Table 1.
Sources and properties of the main human antimicrobial peptides (AMPs).
| AMPs | Sources | Antimicrobial Spectrum | Immunomodulating Actions | Other Properties |
|---|---|---|---|---|
| Human neutrophil peptides (HNPs) 1 to 4 | Neutrophils | Gram+ and gram- bacteria (S. aureus, bacillus subtilis, S. epidermis, E. coli, P. aeruginosa), fungi (C. albicans), and viruses (influenza v., HSV, CMV) | Induction: TNF-α and IL-1β and chemotaxis (neutrophils, immature Dcs and other immune cells).

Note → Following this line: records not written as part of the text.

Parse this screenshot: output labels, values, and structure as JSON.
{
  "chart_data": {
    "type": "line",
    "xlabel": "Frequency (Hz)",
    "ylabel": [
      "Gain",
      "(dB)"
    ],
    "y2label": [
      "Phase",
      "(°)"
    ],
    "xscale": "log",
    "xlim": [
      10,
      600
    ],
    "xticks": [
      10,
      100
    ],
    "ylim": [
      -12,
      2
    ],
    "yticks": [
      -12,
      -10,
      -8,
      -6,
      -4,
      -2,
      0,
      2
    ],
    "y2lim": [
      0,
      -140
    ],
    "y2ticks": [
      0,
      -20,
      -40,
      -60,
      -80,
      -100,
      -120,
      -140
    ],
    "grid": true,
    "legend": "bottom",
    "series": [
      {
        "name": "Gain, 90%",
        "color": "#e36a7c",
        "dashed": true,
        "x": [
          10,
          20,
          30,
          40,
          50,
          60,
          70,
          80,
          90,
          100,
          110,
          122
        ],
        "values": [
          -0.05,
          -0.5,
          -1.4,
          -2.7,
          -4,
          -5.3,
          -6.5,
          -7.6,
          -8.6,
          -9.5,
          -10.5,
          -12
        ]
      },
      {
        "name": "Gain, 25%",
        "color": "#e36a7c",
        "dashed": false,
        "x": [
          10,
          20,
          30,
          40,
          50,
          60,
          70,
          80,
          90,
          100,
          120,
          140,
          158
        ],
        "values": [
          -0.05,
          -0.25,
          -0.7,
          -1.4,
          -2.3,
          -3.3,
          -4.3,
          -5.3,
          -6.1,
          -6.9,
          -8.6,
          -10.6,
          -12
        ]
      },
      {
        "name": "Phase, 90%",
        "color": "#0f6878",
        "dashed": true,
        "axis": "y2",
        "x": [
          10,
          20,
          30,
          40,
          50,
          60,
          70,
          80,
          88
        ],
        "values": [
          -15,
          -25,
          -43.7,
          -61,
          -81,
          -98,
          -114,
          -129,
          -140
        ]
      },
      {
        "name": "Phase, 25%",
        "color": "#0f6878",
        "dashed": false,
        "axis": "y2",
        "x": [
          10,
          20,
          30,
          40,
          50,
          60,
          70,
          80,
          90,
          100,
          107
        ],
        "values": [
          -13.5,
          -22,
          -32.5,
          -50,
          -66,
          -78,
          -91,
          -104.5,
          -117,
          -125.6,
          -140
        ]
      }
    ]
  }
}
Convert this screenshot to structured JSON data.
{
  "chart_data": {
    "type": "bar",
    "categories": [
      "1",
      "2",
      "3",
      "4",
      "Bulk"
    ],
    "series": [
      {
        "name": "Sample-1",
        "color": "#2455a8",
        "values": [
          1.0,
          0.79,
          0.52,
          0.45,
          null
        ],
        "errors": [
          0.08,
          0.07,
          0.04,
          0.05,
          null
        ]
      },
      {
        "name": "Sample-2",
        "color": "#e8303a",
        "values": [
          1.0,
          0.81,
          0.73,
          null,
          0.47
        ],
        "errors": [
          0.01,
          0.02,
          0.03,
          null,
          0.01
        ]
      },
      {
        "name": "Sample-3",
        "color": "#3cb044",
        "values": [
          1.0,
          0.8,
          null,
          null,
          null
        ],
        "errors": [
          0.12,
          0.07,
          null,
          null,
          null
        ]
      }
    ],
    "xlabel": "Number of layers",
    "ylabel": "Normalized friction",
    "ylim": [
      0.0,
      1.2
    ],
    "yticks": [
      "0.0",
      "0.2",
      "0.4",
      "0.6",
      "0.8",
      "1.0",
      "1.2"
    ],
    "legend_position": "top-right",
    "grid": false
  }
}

Inhibition: IL-10. | |
| Human defensins (HDs) 5 & 6 | PCs (HD-5 and -6), epithelia of the female reproductive tract (HD-5) | Gram+ and gram- bacteria (E. coli, Listeria monocytogenes, Salmonella typhimurium, S. aureus), and C. albicans). | Induction: IL-8 and chemotaxis of macrophages, T lymphocytes, and mast cells. | Modulation of the commensal bacteria in the small intestine. |
| Human β-defensins (HBDs) 1 to 4 | Neutrophils and other immune cells, keratinocytes, and epithelia of respiratory, GI, and genitourinary tracts. They can be found in blood, urine, heart, and skeletal muscles (HBD-3), and testis. | HBD-1 to -4: Gram- bacteria (P. aeruginosa, E. coli, vancomycin resistant Enterococcus); HBD-1: anaerobic gram+ bacteria. HBD-2 to -4: Gram+ bacteria (S. aureus, S. Mutans, Str. Pneumoniae, Str. pyogenes) | Induction: pro-inflammatory cytokines, chemotaxis of inflammatory cells, differentiation of monocytes, proliferation and activation of CD4+ T cells, activation of mast cells (release of histamine & PGD2). Inhibition: IL-6 and IL-8 (HBD-3), apoptosis of DCs. Linkage of innate with acquired immunity, activation of the classical complement system pathway. | Preservation of epithelial barrier integrity, amelioration and repair of inflammation-induced tissue injury, antioxidant action. |
| Cathelicidin LL-37 | Immune cells (neutrophils, macrophages, monocytes, B-cells, T-cells), and in most types of epithelial cells (GI, skin, lung, etc.). | Bacteria (E. coli, Listeria monocytogenes, Enterococcus faecium), fungi, and viruses. Synergistic effect with HNP-1, HBD-2, and HBD-3. Inhibition of biofilm formation. | Induction: Production of IL-1β, IL-6, IL-8, and TNF-α, IL-10, and chemokines, chemotaxis of neutrophils, monocytes, and mast cells, monocyte differentiation, macrophage pyroptosis and activation, vascular endothelium proliferation. Suppression: neutrophil apoptosis stimulates bactericidal activity. Inhibits sepsis-induced production of pro-inflammatory cytokines. Binds LPS (antiendotoxin action). | Promotion of angiogenesis, arteriogenesis, and re-epithelialization of wounded epithelia and epidermis. |
| Antileukoprotease elafin | Epithelia (skin, respiratory tract, intestine, endometrium), neutrophils, and macrophages. | S. Aureus, P. aeruginosa, A spergillus fumigatus, and C. albicans. | Promotion of neutrophil and lymphocyte chemotaxis, LPS response, humoral and cellular aspects of adaptive immunity. Inhibition of inflammatory cell recruitment and NF-κB activation. | Inhibition of proteases, promotion of tissue remodeling and cellular differentiation. |
| Antileukoprotease SLPI | Inflammatory cells (neutrophils and macrophages, mast cells), keratinocytes, and epithelial cells of respiratory and GI systems, and amniotic membranes. | Gram+ bacteria (S. aureus and S. epidermidis, group A Streptococcus), Gram- bacteria (E. coli, P. aeruginosa), fungi (Aspergillus fumigatus, C. albicans), and viruses. | Inhibition of inflammatory infiltrate, NF-κB activation, mast cell histamine release, and C5a production. Modulation of adaptive immune responses. | Neutralization of proteases, involvement in cutaneous and oral mucosal wound healing. |
C, Candida; CB, cord blood; DCs, dendritic cells; E, Escherichia; GI, gastrointestinal; P, Pseudomonas; PCs, Paneth cells; S, Staphylococcus; SLPI, secretory leukoprotease inhibiting peptide.